Ölümsüzlük konusunu işlemişsin fotoğrafçılık sanatını - sanat olup olmadığı tartışması hala yapılıyorsa da işlerken. İnsanın ölümsüzlük tutkusu hiç bitmeyecek anlaşılan. İnsanın hiçliğe, yokluğa karşı mücadelesi. Küçük bir sembolle bile olsa hiçliği yenmek istiyor. Mumyadan fotoğrafa kadar uzanan ölümsüzlük mücadelesi de bundan olsa gerek. Aslında mumyayı biliyorduk ama yeniden dirilişle yeniden bağlantısını kurarak portre ve fotoğrafın da bir çeşit ölümsüzlük istemine işaret ettiğini yazıyı okurken fark ettim. Gerçekten de öyle.
Milan Kundera’nın “ölümsüzlük” kitabını okumuştum yıllar önce. Orda “küçük ölümsüzlük” ve “büyük ölümsüzlük” tarifleri vardı. Küçük ölümsüzlük insanın ailesi ne yakın çevresiyle sınırlıydı. Yani bu yakın çevrede öldükten sonra ölen kişi tümden ölüyordu. Bir nevi hiçleşme. Zira onu hatıralarında bile taşıyacak kimse kalmıyordu. Büyük ölümsüzlük ise siyasetçiler ve sanatçılar için dile getiriliyordu. Elbette ki işin hakkını verenleri için. Zira bunlar, kendilerini tanımayan insanların bile kafalarında yaşıyorlar ve doğal olarak binyıllarca unutulmuyorlar.
Kuşkusuz siyasetsiz de sanatsız da olmaz. Hangisine öncelik tanıyor Kundera? dedim.

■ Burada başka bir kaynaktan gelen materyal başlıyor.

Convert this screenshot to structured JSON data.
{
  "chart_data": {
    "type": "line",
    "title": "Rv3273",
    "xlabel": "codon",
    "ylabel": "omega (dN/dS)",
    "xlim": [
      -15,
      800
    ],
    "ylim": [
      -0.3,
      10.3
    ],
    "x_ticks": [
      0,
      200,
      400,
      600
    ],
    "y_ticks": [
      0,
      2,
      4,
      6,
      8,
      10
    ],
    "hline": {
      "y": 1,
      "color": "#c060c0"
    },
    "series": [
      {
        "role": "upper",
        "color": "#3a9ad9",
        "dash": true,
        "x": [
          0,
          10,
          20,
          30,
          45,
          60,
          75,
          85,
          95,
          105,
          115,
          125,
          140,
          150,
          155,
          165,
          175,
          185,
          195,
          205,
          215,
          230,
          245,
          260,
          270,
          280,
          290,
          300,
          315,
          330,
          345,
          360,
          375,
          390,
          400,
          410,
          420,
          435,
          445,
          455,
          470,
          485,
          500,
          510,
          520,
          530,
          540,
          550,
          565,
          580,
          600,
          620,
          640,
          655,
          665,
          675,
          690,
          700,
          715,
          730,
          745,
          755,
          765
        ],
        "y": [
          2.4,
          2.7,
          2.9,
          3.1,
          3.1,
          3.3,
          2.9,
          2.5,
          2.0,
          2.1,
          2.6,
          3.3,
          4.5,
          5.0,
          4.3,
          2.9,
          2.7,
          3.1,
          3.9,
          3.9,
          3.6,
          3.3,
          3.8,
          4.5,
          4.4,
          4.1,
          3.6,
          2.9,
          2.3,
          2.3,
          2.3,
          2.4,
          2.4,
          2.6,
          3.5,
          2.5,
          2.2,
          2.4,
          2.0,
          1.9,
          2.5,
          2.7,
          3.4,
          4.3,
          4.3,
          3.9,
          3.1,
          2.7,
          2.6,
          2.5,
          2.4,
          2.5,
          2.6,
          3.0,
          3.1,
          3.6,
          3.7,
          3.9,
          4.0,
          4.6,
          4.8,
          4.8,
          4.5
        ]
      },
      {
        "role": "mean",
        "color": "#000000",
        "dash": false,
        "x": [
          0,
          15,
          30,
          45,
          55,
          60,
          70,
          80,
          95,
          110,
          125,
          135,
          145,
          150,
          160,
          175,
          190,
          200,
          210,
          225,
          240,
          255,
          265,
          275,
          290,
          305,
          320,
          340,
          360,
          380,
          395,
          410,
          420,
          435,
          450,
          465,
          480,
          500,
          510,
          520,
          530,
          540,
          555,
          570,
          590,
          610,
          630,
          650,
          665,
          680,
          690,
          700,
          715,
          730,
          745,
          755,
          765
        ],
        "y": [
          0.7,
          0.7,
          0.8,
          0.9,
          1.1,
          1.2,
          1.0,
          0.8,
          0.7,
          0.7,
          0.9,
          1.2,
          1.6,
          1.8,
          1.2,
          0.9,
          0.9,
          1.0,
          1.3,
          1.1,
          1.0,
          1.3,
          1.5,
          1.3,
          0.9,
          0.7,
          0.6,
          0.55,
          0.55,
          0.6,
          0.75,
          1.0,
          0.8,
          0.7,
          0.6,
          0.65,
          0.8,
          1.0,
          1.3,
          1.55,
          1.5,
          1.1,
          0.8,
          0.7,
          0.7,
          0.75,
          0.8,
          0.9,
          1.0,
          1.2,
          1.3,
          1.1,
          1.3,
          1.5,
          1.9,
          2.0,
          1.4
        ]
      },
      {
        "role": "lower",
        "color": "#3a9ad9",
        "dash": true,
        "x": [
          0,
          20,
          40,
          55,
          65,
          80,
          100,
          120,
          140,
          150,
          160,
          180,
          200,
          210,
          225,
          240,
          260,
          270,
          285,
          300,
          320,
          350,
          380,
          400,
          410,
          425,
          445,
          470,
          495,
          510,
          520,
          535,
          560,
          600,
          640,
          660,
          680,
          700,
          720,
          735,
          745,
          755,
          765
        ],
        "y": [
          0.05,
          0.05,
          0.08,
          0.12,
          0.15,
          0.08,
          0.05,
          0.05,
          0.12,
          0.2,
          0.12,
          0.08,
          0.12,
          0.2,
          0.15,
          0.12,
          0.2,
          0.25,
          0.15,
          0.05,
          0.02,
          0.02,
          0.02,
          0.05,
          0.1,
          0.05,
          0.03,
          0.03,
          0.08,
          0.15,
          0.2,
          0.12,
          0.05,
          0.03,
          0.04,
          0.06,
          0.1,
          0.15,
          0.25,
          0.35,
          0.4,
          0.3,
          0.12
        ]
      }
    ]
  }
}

Cevabı hoşuma gitti. “Yaratım yönetimden, sanat siyasetten yücedir” deniyordu. “Ölümsüz olan ne savaşlar ne de kral balolarıdır, yapıtlardır.” diye devam ediyordu.
Mevzu ölümsüzlük olunca hep bu kitap aklıma gelir. Paylaşmak istedim.
Yanımda Serdar Koç adında bir arkadaş var. O da yazmayla ilgili. Cezaevindeki ağırlıklı komik olaylardan bir derleme yapıp kitaplaştırdı. Sana da bir tane hediye etmek istedi. Zaten ayrıca da yazmış. Kitabını da gönderiyorum mektupla birlikte.
Daha önce, Ezgi Öztekin’in mektubuna cevaben bir mektup yazmış ve senin aracılığınla ona ulaşmak istemiştim. Çünkü Ezgi’nin zarfında adresi yoktu. Dilerim ona yazdığım mektup sana ulaşmıştır. Şayet ulaşmadıysa bildirirsen sevinirim. Kendisine yanıt yazmadığımı sanacak yoksa.
Ben, yanımdaki arkadaşlar iyiyiz. İçeride de olsak zamanımızı değerlendirmeye çalışıyoruz.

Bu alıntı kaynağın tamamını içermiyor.